Corruption, Yadda,Yadda,Yadda!

truetruebahamian 4 years, 7 months ago

Do something about it ansd we will help! But All those from Ping's time on must also be held accountable and pay and or be imprisoned!

SP 4 years, 7 months ago

Blah, blah, blah, blah, blah, blah. Lots of good sounding words, but no substance of how we will get from this point and headed in the right direction!

This is a typical scenario of why we remain in this state of wonton piracy rule. All we do is stand around talking when we should be marching on Parliament demanding justice, accountability, resignations and the disbanding of the PLP and FNM.

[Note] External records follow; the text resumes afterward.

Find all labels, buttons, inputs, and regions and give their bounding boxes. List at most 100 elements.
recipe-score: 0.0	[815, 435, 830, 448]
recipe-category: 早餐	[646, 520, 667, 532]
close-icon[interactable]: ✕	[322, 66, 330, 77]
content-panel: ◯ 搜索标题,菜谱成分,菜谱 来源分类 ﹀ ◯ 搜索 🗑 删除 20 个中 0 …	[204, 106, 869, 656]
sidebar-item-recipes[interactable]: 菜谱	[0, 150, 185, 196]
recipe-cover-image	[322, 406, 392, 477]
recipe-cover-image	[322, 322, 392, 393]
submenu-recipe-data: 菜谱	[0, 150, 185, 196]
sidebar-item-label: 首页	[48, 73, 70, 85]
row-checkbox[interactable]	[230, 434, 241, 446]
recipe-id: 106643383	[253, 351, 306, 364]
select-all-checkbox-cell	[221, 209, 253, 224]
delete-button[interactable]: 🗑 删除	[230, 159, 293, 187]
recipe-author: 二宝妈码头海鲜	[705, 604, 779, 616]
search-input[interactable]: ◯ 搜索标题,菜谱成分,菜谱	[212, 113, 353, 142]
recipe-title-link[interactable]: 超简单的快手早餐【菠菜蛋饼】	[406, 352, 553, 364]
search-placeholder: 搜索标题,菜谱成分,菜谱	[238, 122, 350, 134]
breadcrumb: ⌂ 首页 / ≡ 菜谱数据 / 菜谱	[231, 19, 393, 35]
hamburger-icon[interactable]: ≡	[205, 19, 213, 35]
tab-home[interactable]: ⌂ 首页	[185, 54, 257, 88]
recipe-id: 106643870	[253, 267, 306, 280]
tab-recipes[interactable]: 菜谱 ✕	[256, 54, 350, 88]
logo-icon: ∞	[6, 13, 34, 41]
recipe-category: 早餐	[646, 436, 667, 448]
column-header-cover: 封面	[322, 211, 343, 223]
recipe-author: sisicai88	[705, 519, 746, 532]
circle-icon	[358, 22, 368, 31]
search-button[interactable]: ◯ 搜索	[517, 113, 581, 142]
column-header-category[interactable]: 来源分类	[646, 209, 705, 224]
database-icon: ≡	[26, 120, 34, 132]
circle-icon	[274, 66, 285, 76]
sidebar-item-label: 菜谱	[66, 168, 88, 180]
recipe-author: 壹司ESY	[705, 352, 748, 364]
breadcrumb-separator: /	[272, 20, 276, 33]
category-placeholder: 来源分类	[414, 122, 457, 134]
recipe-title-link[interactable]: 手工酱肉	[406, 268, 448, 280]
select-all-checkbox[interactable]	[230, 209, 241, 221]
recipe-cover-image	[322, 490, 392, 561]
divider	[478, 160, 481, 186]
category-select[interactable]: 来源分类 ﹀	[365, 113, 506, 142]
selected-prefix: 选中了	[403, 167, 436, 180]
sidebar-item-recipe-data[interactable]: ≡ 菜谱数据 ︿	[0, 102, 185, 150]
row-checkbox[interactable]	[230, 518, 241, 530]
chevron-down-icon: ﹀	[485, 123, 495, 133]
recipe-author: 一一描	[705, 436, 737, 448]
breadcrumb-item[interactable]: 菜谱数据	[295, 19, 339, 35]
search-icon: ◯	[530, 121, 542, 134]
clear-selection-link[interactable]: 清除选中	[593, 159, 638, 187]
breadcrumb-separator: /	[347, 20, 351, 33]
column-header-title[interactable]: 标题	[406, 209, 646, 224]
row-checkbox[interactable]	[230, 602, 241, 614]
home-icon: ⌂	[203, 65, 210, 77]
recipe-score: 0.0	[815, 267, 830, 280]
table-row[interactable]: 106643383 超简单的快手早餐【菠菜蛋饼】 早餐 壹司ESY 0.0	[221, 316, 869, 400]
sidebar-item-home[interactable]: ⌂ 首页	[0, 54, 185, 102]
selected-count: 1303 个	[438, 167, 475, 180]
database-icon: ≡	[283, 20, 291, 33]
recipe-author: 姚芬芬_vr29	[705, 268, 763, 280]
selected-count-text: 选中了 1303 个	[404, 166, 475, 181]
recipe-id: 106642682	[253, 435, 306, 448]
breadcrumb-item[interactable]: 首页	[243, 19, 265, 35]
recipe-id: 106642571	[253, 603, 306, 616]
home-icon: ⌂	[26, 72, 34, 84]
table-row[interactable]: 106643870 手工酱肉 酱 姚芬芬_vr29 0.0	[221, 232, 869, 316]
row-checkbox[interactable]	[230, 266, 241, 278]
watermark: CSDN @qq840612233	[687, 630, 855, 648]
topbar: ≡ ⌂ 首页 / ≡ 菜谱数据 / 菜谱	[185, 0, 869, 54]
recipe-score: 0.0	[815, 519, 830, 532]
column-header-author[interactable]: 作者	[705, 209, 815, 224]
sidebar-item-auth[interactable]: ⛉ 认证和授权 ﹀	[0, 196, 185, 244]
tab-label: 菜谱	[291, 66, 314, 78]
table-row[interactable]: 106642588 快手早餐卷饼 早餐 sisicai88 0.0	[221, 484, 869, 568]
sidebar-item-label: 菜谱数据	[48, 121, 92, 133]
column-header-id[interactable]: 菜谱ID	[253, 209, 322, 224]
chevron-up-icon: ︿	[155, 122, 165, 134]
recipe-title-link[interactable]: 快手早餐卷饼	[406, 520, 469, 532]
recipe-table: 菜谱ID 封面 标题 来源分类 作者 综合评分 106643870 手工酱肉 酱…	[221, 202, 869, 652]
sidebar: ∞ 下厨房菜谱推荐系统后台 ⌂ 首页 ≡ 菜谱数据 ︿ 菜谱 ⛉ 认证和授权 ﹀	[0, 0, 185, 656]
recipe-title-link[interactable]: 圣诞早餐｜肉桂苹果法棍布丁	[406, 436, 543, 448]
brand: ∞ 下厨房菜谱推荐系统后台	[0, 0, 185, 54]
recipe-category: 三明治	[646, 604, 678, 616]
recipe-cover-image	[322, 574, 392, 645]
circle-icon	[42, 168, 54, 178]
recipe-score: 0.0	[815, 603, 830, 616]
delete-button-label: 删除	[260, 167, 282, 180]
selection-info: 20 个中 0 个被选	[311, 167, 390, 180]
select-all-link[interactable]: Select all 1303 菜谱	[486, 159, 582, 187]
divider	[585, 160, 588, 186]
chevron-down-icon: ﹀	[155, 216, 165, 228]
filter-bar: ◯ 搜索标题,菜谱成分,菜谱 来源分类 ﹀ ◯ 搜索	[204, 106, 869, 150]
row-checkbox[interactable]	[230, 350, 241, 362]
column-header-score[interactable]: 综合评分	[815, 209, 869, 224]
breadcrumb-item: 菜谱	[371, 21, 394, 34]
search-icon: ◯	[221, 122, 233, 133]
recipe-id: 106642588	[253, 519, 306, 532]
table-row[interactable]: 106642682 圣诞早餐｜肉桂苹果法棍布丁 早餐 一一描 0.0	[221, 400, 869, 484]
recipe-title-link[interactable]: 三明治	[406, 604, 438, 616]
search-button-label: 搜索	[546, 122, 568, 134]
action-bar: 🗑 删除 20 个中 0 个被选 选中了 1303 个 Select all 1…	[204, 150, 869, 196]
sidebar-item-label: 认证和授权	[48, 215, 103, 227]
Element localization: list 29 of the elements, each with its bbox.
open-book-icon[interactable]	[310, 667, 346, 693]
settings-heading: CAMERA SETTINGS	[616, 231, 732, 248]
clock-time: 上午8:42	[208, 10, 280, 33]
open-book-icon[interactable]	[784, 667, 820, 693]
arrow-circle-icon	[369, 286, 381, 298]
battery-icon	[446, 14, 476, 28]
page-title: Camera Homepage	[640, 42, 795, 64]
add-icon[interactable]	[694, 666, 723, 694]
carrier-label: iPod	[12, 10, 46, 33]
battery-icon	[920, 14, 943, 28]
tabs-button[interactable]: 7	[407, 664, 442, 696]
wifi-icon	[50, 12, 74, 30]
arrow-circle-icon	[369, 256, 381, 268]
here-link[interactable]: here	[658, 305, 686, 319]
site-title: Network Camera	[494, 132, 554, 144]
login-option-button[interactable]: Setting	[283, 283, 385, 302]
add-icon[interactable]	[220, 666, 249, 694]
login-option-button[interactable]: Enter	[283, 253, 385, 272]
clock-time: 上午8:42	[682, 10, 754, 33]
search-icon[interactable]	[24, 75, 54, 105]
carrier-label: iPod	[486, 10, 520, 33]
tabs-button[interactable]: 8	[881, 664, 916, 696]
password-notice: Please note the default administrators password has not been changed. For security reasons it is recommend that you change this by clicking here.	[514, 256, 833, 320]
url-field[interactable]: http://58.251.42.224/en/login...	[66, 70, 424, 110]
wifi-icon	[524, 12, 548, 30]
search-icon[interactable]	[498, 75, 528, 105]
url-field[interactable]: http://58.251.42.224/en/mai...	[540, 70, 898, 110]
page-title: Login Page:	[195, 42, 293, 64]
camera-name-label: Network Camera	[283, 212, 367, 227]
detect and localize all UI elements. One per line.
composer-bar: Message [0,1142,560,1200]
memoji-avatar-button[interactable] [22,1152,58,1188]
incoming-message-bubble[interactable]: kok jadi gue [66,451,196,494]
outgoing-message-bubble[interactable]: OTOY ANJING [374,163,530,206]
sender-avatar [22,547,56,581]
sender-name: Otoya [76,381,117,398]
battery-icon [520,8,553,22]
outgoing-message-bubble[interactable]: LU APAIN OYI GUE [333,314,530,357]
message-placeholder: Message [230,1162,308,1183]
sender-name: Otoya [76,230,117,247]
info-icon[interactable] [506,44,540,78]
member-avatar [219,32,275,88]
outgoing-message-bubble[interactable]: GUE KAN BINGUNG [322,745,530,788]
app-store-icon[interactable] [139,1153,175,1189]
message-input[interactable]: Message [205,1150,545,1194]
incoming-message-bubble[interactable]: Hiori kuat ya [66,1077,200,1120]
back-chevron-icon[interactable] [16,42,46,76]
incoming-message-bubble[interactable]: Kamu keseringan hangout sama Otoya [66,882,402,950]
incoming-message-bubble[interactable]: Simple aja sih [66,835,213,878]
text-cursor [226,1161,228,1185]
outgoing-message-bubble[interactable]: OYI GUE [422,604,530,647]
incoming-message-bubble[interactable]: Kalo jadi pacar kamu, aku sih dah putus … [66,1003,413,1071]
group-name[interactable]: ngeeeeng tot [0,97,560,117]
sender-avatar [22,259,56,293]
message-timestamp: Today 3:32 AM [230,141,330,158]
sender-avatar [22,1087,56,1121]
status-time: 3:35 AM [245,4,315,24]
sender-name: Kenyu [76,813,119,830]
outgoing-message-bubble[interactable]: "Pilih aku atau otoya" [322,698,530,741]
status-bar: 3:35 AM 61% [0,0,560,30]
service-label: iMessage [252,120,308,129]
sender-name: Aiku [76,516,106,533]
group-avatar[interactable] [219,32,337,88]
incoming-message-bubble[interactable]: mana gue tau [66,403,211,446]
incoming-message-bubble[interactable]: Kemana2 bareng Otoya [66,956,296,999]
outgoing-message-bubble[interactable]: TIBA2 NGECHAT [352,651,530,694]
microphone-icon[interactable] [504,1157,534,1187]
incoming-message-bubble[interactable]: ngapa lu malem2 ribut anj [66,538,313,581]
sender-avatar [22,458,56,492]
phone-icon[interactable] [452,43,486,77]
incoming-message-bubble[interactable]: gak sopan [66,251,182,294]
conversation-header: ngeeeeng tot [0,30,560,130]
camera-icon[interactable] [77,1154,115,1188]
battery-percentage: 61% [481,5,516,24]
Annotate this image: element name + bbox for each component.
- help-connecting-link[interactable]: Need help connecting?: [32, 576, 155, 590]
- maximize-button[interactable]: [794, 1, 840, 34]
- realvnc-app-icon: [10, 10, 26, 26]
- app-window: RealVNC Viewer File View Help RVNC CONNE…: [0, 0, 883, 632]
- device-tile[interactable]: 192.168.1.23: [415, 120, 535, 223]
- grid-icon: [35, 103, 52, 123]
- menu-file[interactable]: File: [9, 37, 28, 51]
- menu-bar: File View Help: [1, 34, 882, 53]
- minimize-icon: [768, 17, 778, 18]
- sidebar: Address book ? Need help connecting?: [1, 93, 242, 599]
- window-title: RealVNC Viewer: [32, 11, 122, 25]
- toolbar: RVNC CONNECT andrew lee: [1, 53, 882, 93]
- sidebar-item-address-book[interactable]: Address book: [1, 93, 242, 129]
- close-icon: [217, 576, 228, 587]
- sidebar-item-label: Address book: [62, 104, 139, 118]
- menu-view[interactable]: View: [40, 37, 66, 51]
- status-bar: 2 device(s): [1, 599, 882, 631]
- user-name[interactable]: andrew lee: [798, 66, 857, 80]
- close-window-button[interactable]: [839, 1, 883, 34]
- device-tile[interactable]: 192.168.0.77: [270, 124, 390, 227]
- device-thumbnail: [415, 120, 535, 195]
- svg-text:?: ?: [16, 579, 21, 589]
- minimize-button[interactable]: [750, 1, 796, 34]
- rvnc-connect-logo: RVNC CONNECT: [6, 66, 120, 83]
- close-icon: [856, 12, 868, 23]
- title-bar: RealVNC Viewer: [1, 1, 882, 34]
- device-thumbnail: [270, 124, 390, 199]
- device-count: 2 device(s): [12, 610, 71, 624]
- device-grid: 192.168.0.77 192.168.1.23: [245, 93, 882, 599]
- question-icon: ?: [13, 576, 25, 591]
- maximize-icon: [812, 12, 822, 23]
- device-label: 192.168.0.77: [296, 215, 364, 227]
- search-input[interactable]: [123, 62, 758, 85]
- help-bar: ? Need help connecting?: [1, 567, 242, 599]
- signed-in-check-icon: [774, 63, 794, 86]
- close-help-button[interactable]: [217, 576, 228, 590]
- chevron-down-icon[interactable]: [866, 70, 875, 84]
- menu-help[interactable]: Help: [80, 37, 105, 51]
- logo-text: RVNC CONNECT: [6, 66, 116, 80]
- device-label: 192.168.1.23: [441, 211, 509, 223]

It is illogical to blame this mess we call a country on any one party. It took decades of collaborative corruption across party lines to drive the country into the ditch. Neither party acted as a corrective watchdog against the other. They are one and the same, two-headed coin.

The PLP and FNM are equally guilty of massive corruption resulting in the poor state of our country and the decimation of our people.

Our country will never progress as long as the PLP or FNM has anything to do with governance.

The Organisation for Responsible Governance’s should be advocating for two new political parties instead of simply soapboxing meaningless, flowery, words with no teeth or objective.

Godson 4 years, 7 months ago

I am just so ashamed of us as a people (grown professional adults) who seem not to possess or have the discipline and ability to carry out a straight business transaction on behalf of the Bahamian People without f_cken tiefing. And then we complain when members of the 'white race' looks down on us. SHIT!

birdiestrachan 4 years, 7 months ago

It is an investigation, perhaps it may be a good idea to wait until the investigation is complete.

Porcupine 4 years, 7 months ago

birdie, it is further proof of what party politics has accomplished. Who can be proud of where we are? Who?

Bonefishpete 4 years, 7 months ago

Yes lets wait. We have top men working on it right now. Top men.

Tarzan 4 years, 7 months ago

So long as jurors do not fall out of the jury box laughing derisively about the old "I took the money to give it to the Church, or for the PLP campaign coffers" nothing will change. There is no sentient person alive in the Bahamas who does not know that bribes and their active solicitation were a way of life in the Christie Administration years, and yet, this charade of "nothing to see here, move on" continues unabated.